Micro Pension in Nigeria covers three strata – Lowest, Middle and High income earners.
The National Bureau of Statistics (NBS) estimated that the informal sector of the economy accommodates 70% of the nation’s working population.
The target of the Micro Pension Scheme is the self-employed in various trades and professions in Nigeria – artisans, accountants, lawyers, mechanics, tailors, market men/women, hair dressers, architects, engineers, etc.
At the introduction of the Contributory Pension Scheme (CPS), the emphasis had been on government employees and the organized private sector, leaving out the informal sector (self-employed Nigerians and artisans).
The success of the Contributory Pension Scheme (CPS), even though limited to government and organized private sector employees, has been remarkable so far.
Pension assets transited from billions of deficits to ₦ 6.1 trillion as at December 2016 belonging to 7.3 million contributors.
Currently, the Contributory Pension Scheme covers just about 10.58% of the total working population in Nigeria.

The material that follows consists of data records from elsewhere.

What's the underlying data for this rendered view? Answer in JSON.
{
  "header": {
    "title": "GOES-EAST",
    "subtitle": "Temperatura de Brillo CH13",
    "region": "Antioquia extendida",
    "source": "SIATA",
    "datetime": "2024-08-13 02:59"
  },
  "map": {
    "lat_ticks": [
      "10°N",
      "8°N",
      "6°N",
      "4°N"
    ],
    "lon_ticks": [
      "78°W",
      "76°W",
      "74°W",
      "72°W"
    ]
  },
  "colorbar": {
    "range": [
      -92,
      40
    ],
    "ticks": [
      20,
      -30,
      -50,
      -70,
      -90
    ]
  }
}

The National Pension Commission (PenCom) is rolling out Micro Pension Plan (MPP) to guarantee financial security for informal sector players as well as boost Nigeria’s pension assets to over ₦20 trillion by 2020.
Considering the potential to grow pension assets in Nigeria, PenCom wants to cover 30 per cent of the working population under the Contributory Pension Scheme (CPS) by 2024. The Micro Pension Scheme is an important tool in achieving this.
The scheme is available through the Retirement Savings Account (RSAs) method. With the advancement of technology, special mobile phone applications have been implemented in some aspect of the financial transactions to make contributions easier.
Upon full commencement of the scheme, Self-employed Nigerians will be guaranteed funds to fall back to when they are due for retirement.